I have the following model
class Plugin(models.Model):
name = models.CharField(max_length=50)
# more fields
which represents a plugin that can be downloaded from my site. To track downloads, I have
class Download(models.Model):
plugin = models.ForiegnKey(Plugin)
timestamp = models.DateTimeField(auto_now=True)
So to build a view showing plugins sorted by downloads, I have the following query:
# pbd is plugins by download - commented here to prevent scrolling
pbd = Plugin.objects.annotate(dl_total=Count('download')).order_by('-dl_total')
Which works, but is very slow. With only 1,000 plugins, the avg. response is 3.6 – 3.9 seconds (devserver with local PostgreSQL db), where a similar view with a much simpler query (sorting by plugin release date) takes 160 ms or so.
I’m looking for suggestions on how to optimize this query. I’d really prefer that the query return Plugin objects (as opposed to using values) since I’m sharing the same template for the other views (Plugins by rating, Plugins by release date, etc.), so the template is expecting Plugin objects – plus I’m not sure how I would get things like the absolute_url without a reference to the plugin object.
Or, is my whole approach doomed to failure? Is there a better way to track downloads? I ultimately want to provide users some nice download statistics for the plugins they’ve uploaded – like downloads per day/week/month. Will I have to calculate and cache Downloads at some point?
EDIT: In my test dataset, there are somewhere between 10-20 Download instances per Plugin – in production I expect this number would be much higher for many of the plugins.
That does seem unusually slow. There’s nothing obvious in your query that would cause that slowness, though. I’ve done very similar queries in the past, with larger datasets, and they have executed in milliseconds.
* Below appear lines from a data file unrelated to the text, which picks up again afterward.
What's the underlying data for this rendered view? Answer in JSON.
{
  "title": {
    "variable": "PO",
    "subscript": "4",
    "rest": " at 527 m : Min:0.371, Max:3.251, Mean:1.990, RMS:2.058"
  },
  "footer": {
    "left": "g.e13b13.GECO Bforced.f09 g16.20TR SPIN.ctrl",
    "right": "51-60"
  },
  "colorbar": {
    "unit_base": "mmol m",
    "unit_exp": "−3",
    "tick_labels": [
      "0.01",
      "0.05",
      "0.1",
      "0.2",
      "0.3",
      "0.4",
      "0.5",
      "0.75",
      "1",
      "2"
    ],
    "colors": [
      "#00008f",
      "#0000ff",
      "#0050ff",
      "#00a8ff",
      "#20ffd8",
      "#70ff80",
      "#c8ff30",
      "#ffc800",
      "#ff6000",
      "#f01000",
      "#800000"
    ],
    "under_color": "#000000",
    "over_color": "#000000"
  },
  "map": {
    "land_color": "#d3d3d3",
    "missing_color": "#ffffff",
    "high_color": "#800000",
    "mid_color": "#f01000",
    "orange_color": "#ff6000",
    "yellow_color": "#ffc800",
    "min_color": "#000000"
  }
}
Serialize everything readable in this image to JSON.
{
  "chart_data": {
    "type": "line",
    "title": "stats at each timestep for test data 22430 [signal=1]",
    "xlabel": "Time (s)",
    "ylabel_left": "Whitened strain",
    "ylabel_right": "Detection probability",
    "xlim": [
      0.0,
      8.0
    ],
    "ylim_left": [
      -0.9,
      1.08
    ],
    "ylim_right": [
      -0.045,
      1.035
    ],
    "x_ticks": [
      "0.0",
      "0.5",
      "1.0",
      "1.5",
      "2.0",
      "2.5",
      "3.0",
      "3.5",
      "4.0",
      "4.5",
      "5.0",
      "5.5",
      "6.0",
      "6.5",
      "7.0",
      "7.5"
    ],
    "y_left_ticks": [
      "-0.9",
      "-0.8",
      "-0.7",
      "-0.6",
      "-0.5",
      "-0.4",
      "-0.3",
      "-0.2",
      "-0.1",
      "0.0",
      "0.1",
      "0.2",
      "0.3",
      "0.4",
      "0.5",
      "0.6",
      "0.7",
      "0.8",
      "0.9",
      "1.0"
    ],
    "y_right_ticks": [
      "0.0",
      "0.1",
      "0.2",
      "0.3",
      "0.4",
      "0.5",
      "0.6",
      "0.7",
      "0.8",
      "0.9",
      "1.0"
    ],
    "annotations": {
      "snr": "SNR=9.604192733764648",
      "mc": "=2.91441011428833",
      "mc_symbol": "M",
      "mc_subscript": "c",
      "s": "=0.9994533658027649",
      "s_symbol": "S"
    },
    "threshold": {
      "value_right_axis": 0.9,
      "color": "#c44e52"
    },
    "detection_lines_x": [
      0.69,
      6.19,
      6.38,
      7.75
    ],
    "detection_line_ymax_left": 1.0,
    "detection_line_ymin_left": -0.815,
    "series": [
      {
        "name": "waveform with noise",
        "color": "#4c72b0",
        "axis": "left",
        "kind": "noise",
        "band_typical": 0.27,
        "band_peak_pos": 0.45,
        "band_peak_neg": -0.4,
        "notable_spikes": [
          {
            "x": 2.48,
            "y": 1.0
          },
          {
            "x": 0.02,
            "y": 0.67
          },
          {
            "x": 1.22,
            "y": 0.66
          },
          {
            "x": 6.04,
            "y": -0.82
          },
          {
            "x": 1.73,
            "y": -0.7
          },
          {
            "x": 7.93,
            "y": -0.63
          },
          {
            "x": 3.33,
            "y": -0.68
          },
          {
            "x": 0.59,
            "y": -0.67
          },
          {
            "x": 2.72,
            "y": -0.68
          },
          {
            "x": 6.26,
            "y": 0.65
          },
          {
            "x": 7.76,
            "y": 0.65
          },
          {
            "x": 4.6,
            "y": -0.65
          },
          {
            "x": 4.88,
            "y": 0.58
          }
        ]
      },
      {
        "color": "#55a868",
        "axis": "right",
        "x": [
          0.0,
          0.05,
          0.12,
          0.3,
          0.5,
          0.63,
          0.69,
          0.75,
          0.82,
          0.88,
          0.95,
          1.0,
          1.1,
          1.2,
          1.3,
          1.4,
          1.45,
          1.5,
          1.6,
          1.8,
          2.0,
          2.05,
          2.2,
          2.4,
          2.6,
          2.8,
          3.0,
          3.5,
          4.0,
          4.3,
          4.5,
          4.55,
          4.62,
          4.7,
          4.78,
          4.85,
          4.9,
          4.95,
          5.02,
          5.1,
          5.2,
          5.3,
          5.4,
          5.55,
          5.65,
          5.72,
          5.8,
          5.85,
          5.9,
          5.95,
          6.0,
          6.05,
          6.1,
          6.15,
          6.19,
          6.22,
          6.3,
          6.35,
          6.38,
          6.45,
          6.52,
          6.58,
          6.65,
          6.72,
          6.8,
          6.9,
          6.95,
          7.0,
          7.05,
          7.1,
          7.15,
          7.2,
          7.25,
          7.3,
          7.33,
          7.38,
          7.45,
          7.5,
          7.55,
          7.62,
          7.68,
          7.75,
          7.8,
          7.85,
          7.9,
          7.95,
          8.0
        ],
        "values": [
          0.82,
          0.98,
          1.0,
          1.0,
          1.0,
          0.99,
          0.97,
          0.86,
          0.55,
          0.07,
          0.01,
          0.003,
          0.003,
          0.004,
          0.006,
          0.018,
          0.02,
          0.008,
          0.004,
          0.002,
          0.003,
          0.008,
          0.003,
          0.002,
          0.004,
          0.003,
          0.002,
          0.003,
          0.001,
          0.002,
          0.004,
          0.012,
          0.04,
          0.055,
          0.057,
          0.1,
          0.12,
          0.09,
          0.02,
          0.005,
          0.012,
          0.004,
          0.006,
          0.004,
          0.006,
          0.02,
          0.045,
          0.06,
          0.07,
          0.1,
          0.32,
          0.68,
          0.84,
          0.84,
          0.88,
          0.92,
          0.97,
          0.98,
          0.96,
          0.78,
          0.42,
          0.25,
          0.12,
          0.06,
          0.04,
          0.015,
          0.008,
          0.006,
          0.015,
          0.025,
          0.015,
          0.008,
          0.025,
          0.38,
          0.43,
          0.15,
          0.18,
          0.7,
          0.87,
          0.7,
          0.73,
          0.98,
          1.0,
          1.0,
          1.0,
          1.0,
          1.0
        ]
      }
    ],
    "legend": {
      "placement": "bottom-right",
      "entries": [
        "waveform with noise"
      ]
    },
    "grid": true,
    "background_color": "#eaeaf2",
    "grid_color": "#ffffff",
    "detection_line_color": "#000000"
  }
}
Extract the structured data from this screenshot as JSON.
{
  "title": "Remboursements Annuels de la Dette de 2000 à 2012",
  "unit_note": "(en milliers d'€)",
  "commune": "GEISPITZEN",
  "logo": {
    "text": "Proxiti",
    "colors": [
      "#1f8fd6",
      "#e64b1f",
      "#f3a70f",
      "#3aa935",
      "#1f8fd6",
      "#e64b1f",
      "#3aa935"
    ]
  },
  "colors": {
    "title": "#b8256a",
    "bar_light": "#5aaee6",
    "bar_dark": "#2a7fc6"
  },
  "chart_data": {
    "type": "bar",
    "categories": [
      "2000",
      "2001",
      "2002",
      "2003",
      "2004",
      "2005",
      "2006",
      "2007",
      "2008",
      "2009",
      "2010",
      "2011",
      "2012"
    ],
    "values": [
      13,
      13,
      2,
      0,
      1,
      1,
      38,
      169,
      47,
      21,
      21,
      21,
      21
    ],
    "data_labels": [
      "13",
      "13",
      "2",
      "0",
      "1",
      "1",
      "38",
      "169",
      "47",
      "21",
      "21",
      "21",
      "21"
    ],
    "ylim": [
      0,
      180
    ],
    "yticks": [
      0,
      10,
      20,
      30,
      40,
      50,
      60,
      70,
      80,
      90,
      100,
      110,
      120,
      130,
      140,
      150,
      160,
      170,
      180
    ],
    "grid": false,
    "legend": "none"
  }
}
The only suggestion I have for now is to install the Django debug toolbar, and in its SQL tab find the offending query and go to EXPLAIN to get the database to tell you exactly what it is doing when it executes. If it’s doing subqueries, for example, check that they are using an index – if not, you may need to define one manually in the db. If you like, post the result of EXPLAIN here and I’ll help further if possible.